Hypercapnic acidosis attenuates pulmonary epithelial stretch-induced injury via inhibition of the canonical NF-κB pathway

Shahd Horie; Bilal Ansari; Claire Masterson; James Devaney; Michael Scully; Daniel O'Toole; John G Laffey

doi:10.1186/s40635-016-0081-6

Hypercapnic acidosis attenuates pulmonary epithelial stretch-induced injury via inhibition of the canonical NF-κB pathway

Intensive Care Med Exp. 2016 Dec;4(1):8. doi: 10.1186/s40635-016-0081-6. Epub 2016 Mar 22.

Authors

Shahd Horie^{1

2}, Bilal Ansari^{1

2}, Claire Masterson^{2

3}, James Devaney^{1

2}, Michael Scully^{1

2}, Daniel O'Toole^{1

2}, John G Laffey^{4

5}

Affiliations

¹ Discipline of Anaesthesia, School of Medicine, Clinical Sciences Institute, National University of Ireland, Galway, Ireland.
² Regenerative Medicine Institute, National University of Ireland, Galway, Ireland.
³ Department of Anesthesia, Critical Illness and Injury Research Centre, Keenan Research Centre for Biomedical Science, St Michael's Hospital, University of Toronto, Toronto, Canada.
⁴ Regenerative Medicine Institute, National University of Ireland, Galway, Ireland. [email protected].
⁵ Department of Anesthesia, Critical Illness and Injury Research Centre, Keenan Research Centre for Biomedical Science, St Michael's Hospital, University of Toronto, Toronto, Canada. [email protected].

Abstract

Background: Hypercapnia, with its associated acidosis (HCA), is a consequence of respiratory failure and is also seen in critically ill patients managed with conventional "protective" ventilation strategies. Nuclear factor kappa-B (NF-κB), a pivotal transcription factor, is activated in the setting of injury and repair and is central to innate immunity. We have previously established that HCA protects against ventilation-induced lung injury in vivo, potentially via a mechanism involving inhibition of NF-κB signaling. We wished to further elucidate the role and mechanism of HCA-mediated inhibition of the NF-κB pathway in attenuating stretch-induced injury in vitro.

Methods: Initial experiments examined the effect of HCA on cyclic stretch-induced inflammation and injury in human bronchial and alveolar epithelial cells. Subsequent experiments examined the role of the canonical NF-κB pathway in mediating stretch-induced injury and the mechanism of action of HCA. The contribution of pH versus CO2 in mediating this effect of HCA was also examined.

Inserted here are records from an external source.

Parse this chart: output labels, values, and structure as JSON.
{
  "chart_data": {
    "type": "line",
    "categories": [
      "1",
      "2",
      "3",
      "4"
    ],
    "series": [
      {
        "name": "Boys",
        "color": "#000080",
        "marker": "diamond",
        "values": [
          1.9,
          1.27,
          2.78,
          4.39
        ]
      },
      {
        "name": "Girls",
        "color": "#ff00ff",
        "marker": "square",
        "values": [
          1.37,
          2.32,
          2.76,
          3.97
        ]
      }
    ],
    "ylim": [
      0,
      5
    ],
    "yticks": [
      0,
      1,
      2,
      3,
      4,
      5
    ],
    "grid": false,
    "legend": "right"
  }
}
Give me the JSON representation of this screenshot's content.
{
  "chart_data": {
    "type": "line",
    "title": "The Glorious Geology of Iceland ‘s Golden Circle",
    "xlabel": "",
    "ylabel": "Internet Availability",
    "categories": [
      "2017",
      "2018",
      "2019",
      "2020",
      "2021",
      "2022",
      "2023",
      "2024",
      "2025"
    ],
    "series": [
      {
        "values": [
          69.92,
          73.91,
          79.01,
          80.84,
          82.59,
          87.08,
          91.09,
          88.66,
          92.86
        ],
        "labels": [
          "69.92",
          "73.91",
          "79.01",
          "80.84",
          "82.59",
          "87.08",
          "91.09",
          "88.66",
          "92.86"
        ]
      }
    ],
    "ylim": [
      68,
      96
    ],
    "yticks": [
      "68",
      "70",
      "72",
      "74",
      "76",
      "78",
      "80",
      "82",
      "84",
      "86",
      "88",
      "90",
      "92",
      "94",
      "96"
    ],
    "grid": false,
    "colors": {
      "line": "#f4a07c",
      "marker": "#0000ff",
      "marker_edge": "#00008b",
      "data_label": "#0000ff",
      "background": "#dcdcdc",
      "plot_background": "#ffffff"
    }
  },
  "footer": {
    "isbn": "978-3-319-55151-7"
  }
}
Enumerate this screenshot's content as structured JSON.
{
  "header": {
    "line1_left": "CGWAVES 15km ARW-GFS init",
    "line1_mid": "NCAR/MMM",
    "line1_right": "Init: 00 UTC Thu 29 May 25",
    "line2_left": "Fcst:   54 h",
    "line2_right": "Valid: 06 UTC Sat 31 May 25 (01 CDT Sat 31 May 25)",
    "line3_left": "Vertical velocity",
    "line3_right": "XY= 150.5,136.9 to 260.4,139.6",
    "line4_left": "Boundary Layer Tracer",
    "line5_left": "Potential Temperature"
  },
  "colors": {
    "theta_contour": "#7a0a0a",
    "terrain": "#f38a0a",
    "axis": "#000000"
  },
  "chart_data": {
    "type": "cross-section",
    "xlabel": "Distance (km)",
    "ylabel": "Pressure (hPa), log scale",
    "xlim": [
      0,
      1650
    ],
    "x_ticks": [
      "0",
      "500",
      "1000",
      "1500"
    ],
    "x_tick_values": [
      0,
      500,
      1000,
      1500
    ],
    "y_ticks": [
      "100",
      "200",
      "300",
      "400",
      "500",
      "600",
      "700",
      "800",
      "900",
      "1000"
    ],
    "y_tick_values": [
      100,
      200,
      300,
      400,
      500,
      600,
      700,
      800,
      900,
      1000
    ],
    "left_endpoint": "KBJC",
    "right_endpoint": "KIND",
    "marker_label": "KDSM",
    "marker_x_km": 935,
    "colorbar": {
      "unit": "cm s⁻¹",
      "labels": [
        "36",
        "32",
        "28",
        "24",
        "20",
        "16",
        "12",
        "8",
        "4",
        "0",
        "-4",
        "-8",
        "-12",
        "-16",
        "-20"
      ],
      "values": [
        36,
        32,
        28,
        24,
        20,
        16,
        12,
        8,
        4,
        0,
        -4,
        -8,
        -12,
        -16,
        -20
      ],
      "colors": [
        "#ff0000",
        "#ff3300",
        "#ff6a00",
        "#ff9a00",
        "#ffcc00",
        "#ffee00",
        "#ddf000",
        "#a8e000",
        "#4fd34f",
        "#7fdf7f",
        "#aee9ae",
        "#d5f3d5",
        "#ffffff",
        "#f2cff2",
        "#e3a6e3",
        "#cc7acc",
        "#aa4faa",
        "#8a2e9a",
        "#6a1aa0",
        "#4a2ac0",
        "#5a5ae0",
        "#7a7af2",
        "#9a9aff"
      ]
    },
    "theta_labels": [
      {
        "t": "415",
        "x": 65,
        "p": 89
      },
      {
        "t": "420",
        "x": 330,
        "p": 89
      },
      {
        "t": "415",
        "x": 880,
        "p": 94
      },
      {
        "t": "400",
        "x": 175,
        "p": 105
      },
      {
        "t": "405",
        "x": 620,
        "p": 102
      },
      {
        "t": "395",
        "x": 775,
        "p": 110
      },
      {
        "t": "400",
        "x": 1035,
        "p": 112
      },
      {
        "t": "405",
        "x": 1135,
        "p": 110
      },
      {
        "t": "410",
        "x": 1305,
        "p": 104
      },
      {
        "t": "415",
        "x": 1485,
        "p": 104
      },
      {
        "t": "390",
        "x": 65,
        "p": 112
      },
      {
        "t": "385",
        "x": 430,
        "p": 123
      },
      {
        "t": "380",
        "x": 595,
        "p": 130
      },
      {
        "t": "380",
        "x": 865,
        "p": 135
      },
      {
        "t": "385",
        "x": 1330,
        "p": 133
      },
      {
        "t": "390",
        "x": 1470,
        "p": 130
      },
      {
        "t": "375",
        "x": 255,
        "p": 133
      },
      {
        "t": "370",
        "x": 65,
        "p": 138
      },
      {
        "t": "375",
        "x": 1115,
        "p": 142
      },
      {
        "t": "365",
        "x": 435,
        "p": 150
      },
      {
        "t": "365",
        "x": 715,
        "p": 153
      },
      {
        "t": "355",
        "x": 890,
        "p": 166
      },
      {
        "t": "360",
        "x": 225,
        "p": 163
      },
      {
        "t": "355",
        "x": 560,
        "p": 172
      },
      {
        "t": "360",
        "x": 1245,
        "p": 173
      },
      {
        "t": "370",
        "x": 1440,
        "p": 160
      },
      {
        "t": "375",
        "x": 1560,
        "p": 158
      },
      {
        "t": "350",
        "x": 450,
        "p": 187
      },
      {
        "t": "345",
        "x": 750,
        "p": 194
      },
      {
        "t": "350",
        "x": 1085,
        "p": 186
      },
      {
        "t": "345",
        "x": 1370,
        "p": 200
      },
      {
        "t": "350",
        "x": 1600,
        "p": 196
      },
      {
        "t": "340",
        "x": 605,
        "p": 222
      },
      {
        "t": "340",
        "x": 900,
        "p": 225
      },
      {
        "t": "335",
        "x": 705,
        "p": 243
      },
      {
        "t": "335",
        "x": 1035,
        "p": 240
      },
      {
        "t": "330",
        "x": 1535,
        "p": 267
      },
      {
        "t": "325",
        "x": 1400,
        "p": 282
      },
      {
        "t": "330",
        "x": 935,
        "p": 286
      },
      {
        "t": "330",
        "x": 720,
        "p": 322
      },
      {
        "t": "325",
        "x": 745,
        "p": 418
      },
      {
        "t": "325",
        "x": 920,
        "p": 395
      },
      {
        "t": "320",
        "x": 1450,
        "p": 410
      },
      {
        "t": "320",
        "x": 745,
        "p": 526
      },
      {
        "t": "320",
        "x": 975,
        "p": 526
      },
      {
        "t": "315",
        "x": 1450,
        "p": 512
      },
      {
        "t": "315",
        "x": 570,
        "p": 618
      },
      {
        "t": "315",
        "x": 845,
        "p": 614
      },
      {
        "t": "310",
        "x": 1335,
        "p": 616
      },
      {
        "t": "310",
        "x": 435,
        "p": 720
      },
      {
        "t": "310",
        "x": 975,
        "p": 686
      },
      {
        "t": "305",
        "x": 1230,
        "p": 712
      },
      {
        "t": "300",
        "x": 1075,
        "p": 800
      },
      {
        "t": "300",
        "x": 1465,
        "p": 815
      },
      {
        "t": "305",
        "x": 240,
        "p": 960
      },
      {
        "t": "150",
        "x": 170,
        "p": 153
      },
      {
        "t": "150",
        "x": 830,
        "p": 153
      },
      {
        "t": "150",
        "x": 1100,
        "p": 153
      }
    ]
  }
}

Results: Pulmonary epithelial high cyclic stretch (22 % equibiaxial strain) activated NF-κB, enhanced interleukin-8 (IL-8) production, caused cell injury, and reduced cell survival. In contrast, physiologic stretch (10 % strain) did not activate inflammation or cause cell injury. HCA reduced cyclic mechanical stretch-induced NF-κB activation, attenuated IL-8 production, reduced injury, and enhanced survival, in bronchial and alveolar epithelial cells, following shorter (24 h) and longer (120 h) cyclic mechanical stretch. Pre-conditioning with HCA was less effective than when HCA was applied after commencement of cell stretch. HCA prevented the stretch-induced breakdown of the NF-κB cytosolic inhibitor IκBα, while IκBα overexpression "occluded" the effect of HCA. These effects were mediated by a pH-dependent mechanism rather than via CO2 per se.

Conclusions: HCA attenuates adverse mechanical stretch-induced epithelial injury and death, via a pH-dependent mechanism that inhibits the canonical NF-κB activation by preventing IκBα breakdown.

Keywords: Acute respiratory distress syndrome; Hypercapnic acidosis; Inflammation; Nuclear factor kappa-B; Repair; Ventilation-induced lung injury.